Arm Holdings is also back in the spotlight as analysts bet that a recent share price slump has gone too far in light of a powerful data‑center and AI roadmap. Susquehanna’s Christopher Rolland has upgraded Arm from Neutral to Positive (effectively a Buy call) and reiterated a $150 price target after the stock suffered a roughly 40% correction amid concerns about higher memory prices weighing on mobile and PC markets. Rolland sees that weakness as an opportunity, arguing that investors are overly focused on cyclical headwinds while overlooking two potentially transformational initiatives: an AI accelerator (XPU ASIC) co‑developed with SoftBank and Broadcom for OpenAI, and a custom server CPU design, likely for Meta, that would be Arm’s first full silicon product. These moves would push Arm beyond its traditional IP‑licensing model into richer, system‑level offerings, expanding both its total addressable market and its royalty pool in the data center. Layered on top of that are ongoing shifts from v8 to v9 architecture, higher royalty CSS‑based smartphone chips ramping at major OEMs, and continued server share gains at hyperscalers, all of which Rolland believes could drive royalty growth well beyond the modest ~10% contribution investors currently model.
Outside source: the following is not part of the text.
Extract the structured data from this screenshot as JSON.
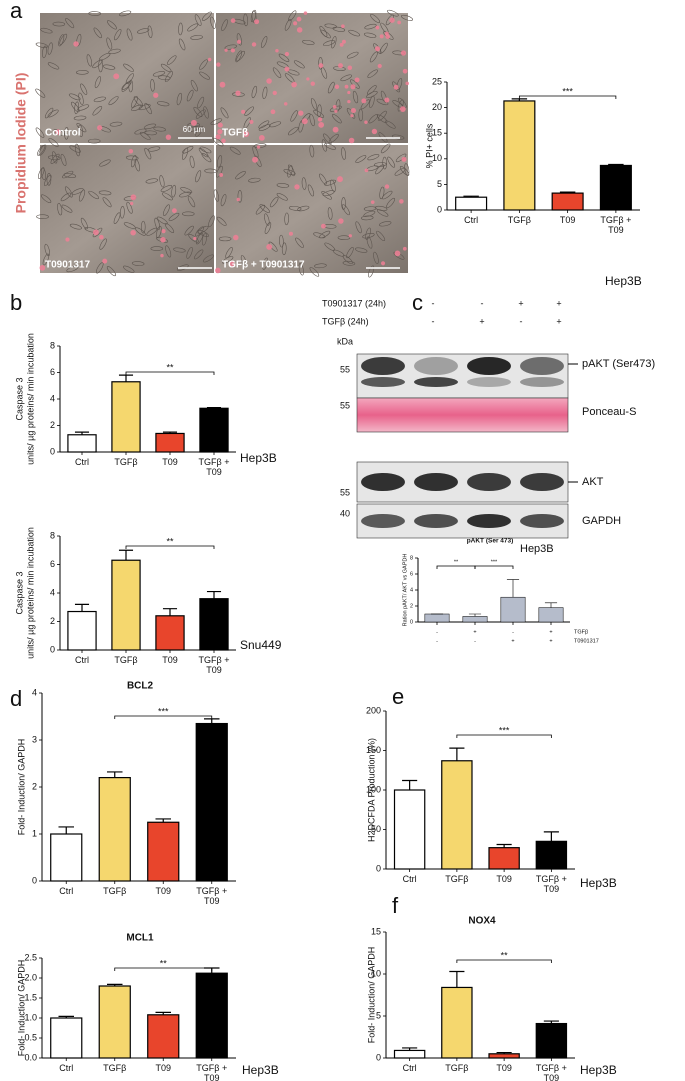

Datadog, finally, is emerging again as a growth story that many on the Street may be underestimating, particularly in its core business outside of its high‑profile AI offerings. Stifel’s Brad Reback has upgraded the stock to Buy and lifted his target price to $160, arguing that recent channel checks point to another “larger than typical” quarterly beat for the fourth quarter, powered by accelerating momentum in Datadog’s core observability and monitoring products. He expects non‑OAI (non‑OpenAI) revenue growth to top 23% year‑over‑year, with Datadog likely guiding 2026 sales to around $4.1 billion, implying roughly 19%+ core growth while assuming AI‑related revenues maintain a steady run‑rate. Reback highlights the payoff from ramped‑up sales and marketing spend over the past 18 months, pointing to a reacceleration in large‑customer additions and record new‑logo bookings. With newer offerings—such as CloudPrem, digital experience monitoring, security tools, service management and its Bits AI features—starting to contribute, and with the company signaling it will continue investing aggressively to sustain high growth, he believes current valuation of about 8x 2027 sales and 30x 2027 free cash flow looks appealing for a name showing underlying acceleration.